Lancé par le gouvernement français au nom la défense du pouvoir d’achat, le projet de prime obligatoire pour les salariés des entreprises qui augmentent leur dividende arrive mardi devant les députés, sans avoir vaincu l’opposition des organisations patronales et le scepticisme des syndicats.

Il y a deux mois, le ministre du Budget, François Baroin, avait laissé entrevoir la possibilité d’une prime 1.000 euros et ses services avaient évoqué le chiffre de huit millions de salariés potentiellement concernés.
Le président Nicolas Sarkozy a néanmoins défendu le projet au nom de la justice sociale.
« Quand la reprise arrive, ceux à qui on a demandé des efforts doivent être les premiers bénéficiaires de cette reprise », avait-il dit le mois dernier lors d’un déplacement en région.

Inclus dans le projet de loi de financement rectificative de la Sécurité sociale, dont l’Assemblée nationale entame l’examen mardi soir, le texte prévoit le versement d’une prime à tous les salariés des entreprises de plus de 50 salariés dont le dividende par action augmente par rapport à la moyenne des deux exercices précédents.
Cette prime, exonérée de toute contribution ou cotisation sociale autre que la CSG et la CRDS dans une limite de 1.200 euros par salarié, restera « facultative » pour les entreprises de moins de 50 salariés et le texte ne fixe pas son montant, laissant ce soin à la négociation entre les partenaires sociaux.

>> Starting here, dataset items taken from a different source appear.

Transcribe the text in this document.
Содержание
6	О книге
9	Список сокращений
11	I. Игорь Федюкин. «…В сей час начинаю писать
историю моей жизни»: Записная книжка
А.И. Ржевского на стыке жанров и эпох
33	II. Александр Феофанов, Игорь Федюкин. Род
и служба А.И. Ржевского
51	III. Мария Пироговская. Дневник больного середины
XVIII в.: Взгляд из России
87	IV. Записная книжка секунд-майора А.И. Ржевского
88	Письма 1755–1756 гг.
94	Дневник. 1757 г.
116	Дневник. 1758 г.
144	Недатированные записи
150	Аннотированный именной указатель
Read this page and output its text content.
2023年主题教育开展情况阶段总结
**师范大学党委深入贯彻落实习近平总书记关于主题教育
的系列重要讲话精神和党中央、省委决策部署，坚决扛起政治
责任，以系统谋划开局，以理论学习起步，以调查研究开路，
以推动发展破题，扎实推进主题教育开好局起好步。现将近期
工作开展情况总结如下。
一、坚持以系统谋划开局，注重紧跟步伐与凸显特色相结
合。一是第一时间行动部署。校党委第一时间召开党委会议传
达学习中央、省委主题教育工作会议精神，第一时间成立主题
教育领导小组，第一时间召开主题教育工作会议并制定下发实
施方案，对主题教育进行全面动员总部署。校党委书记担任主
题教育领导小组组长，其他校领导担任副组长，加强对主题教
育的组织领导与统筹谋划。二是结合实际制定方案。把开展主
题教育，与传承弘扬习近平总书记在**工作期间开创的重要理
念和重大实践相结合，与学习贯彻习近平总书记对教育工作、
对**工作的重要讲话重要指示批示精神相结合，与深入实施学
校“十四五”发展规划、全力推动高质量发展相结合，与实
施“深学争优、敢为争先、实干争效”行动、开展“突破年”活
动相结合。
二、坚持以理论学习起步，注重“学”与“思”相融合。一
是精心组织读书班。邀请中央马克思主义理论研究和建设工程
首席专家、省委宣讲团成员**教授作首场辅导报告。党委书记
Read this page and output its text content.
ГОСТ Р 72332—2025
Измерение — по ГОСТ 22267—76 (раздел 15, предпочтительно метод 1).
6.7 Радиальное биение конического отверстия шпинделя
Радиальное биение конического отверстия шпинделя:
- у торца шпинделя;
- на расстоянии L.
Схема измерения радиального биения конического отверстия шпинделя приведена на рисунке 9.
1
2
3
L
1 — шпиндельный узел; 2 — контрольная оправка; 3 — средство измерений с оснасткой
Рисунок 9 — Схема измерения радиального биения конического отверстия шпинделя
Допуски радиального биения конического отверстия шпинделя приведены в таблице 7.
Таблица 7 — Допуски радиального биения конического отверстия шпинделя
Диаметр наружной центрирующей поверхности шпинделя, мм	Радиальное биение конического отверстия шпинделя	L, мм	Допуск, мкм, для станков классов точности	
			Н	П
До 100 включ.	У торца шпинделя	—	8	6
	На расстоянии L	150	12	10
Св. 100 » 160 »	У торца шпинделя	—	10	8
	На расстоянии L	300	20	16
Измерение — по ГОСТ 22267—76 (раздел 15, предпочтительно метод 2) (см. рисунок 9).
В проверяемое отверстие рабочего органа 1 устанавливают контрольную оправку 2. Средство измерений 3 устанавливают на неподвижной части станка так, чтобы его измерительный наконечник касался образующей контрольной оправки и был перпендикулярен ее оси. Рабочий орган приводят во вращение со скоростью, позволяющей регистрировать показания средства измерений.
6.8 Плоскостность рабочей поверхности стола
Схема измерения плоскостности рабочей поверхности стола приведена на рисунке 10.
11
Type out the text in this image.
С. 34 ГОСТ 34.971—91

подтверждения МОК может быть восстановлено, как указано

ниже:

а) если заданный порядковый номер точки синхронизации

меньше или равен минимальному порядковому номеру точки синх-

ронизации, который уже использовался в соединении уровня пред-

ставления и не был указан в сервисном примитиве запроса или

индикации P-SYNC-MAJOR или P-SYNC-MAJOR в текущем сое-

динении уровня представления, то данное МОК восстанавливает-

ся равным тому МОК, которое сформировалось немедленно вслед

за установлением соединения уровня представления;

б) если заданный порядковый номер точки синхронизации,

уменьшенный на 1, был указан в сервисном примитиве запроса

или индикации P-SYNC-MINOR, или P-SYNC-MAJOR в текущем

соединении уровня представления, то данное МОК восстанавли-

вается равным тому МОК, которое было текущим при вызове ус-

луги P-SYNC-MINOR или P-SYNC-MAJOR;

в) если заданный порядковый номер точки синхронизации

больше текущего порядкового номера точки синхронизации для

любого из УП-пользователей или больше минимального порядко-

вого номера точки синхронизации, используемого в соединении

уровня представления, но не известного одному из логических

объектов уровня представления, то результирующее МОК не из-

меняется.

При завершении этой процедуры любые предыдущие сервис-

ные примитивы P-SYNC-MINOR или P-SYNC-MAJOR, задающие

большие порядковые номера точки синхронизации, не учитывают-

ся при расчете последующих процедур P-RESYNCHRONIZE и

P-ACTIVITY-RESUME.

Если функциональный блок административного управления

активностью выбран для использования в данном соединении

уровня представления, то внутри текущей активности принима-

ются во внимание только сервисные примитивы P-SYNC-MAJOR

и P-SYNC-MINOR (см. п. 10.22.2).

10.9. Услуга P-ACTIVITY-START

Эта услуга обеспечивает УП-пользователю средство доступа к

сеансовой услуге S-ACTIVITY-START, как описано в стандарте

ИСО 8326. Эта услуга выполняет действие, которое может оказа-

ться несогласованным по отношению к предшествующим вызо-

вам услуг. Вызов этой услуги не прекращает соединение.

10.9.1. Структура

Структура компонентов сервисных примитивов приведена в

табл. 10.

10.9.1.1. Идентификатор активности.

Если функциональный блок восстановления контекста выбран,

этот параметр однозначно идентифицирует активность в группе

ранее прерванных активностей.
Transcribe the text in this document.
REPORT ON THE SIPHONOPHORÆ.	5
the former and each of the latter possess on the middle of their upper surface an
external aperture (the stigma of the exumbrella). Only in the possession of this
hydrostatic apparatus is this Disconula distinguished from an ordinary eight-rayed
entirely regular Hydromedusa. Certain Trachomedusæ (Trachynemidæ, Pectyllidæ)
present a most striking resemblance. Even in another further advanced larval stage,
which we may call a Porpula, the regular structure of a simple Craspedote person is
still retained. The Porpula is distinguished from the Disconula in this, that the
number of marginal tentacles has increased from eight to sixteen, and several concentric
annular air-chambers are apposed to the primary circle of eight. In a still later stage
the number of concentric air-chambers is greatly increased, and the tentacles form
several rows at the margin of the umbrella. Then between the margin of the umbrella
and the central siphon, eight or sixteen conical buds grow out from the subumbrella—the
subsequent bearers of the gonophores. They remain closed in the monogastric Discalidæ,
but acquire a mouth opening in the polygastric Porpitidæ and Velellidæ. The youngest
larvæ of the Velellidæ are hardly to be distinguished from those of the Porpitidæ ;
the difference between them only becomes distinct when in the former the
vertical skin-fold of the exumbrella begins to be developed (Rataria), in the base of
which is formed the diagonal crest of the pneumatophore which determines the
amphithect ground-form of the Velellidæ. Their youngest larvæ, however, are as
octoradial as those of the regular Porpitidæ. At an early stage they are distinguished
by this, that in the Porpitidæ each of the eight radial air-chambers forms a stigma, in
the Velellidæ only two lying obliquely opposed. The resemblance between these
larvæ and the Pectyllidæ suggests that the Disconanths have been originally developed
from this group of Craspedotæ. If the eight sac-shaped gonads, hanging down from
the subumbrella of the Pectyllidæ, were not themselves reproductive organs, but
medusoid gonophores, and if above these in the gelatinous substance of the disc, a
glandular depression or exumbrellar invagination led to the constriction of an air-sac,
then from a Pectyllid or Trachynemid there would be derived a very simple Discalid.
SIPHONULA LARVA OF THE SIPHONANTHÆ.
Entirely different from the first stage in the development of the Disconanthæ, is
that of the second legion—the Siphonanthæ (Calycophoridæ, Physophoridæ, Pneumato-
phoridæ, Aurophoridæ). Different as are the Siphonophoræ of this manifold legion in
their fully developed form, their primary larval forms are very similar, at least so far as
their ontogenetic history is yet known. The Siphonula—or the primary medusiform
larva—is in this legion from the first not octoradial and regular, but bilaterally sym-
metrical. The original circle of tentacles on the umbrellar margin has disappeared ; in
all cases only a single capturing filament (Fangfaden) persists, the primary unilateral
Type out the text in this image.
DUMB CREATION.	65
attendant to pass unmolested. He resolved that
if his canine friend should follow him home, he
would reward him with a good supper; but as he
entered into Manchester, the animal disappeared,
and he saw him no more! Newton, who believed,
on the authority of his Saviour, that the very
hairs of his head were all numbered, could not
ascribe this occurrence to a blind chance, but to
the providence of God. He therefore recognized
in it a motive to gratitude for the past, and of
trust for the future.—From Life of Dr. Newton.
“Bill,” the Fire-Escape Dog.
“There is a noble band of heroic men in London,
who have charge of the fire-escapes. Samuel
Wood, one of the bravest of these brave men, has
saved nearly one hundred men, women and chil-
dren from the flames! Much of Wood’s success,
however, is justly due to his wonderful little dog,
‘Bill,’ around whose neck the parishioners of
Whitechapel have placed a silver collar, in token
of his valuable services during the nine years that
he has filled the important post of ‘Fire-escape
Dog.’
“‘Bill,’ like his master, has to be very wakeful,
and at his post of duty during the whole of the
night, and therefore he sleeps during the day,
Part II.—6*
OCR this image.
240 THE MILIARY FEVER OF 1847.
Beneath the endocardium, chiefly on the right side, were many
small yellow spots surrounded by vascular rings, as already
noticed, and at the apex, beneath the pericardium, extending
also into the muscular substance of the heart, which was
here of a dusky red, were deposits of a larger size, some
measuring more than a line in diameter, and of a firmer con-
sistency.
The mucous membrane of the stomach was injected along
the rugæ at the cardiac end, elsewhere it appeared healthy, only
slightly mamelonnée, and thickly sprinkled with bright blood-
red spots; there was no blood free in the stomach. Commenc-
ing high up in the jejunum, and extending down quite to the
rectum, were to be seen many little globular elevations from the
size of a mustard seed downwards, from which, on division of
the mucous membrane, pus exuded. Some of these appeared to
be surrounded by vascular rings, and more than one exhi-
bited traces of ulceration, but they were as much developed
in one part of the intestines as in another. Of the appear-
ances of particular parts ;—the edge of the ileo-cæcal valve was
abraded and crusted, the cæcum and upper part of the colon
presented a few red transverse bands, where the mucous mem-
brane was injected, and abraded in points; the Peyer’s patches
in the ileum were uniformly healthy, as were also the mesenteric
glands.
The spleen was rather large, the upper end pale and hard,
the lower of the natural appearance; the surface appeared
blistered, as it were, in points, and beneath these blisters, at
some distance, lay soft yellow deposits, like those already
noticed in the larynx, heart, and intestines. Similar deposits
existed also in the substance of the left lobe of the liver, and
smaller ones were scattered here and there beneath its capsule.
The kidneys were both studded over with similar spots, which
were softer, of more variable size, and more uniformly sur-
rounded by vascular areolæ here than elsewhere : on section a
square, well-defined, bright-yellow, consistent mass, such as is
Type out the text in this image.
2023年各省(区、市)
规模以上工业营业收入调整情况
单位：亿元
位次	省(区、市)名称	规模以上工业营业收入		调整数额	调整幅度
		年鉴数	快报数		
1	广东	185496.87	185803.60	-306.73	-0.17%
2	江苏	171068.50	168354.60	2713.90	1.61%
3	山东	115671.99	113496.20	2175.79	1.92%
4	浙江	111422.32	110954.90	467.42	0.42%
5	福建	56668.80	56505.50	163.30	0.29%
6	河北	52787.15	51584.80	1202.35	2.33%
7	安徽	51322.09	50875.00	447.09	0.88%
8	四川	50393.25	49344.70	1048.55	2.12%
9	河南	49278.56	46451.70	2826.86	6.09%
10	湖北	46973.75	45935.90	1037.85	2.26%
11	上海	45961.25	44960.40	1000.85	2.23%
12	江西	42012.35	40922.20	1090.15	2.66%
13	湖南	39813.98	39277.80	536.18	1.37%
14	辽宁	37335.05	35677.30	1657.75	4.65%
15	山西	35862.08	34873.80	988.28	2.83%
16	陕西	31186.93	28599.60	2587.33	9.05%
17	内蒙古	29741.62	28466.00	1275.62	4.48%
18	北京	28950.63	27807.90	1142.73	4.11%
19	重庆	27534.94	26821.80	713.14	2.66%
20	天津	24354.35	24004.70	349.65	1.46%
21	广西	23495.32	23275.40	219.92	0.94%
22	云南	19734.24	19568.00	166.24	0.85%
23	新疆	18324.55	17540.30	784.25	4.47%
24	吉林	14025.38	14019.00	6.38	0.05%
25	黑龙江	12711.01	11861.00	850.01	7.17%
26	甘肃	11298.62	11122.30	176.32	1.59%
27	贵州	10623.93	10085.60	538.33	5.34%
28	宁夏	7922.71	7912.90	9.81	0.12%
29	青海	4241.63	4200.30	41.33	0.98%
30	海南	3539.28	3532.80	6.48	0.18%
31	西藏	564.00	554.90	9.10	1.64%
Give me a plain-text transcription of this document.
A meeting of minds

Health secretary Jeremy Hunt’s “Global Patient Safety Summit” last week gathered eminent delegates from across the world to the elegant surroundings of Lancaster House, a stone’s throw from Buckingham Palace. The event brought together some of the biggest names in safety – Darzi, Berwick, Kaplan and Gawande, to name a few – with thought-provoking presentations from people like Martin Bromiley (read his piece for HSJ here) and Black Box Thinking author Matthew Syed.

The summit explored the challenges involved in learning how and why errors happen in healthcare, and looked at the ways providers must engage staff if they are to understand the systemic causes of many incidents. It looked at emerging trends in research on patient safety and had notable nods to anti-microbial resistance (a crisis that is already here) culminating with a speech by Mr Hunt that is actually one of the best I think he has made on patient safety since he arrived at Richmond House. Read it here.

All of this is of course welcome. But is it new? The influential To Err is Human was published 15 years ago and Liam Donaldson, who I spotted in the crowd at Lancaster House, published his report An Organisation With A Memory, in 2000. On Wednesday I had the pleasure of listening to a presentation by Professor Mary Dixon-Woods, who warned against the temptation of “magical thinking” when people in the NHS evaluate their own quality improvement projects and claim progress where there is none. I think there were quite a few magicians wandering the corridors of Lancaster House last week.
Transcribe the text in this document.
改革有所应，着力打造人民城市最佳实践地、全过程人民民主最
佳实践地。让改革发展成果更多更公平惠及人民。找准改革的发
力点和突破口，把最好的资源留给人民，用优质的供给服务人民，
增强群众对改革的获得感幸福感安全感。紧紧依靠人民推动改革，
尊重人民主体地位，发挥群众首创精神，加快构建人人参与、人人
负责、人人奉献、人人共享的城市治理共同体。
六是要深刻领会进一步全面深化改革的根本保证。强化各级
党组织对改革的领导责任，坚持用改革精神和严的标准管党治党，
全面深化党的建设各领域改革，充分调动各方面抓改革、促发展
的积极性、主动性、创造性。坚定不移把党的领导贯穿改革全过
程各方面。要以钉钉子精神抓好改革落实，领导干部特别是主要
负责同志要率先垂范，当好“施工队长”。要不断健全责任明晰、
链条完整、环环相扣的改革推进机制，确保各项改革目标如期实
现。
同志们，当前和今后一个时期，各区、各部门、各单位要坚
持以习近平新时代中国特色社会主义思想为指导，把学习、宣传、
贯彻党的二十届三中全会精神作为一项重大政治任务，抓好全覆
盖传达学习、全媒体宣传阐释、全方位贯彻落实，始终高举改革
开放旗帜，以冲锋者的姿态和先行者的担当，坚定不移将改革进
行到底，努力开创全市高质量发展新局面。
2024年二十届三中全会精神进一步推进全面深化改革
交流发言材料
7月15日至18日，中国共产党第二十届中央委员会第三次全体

« Ce projet méconnaît la réalité économique des entreprises et l’apport du dialogue social », ont regretté lundi dans un communiqué commun le Medef, la CGPME et l’UPA, les trois principales organisations patronales françaises.
Le projet de loi retient un ordre de grandeur de six millions de salariés pour les entreprises qui versent des dividendes en incluant celles employant moins de 50 personnes, et de 4,3 millions pour les sociétés dont les effectifs dépassent ce seuil. Il table en outre sur un montant moyen des primes de 700 euros par salariés.
Sur la base de ces hypothèses, le projet pourrait conduire les employeurs à distribuer un montant global de 2,8 milliards d’euros, soit un peu moins d’une journée de dépenses de consommation des ménages selon les statistiques de l’Insee.
Le dispositif aurait en revanche un coût très limité, de l’ordre de 20 millions d’euros, pour les finances publiques.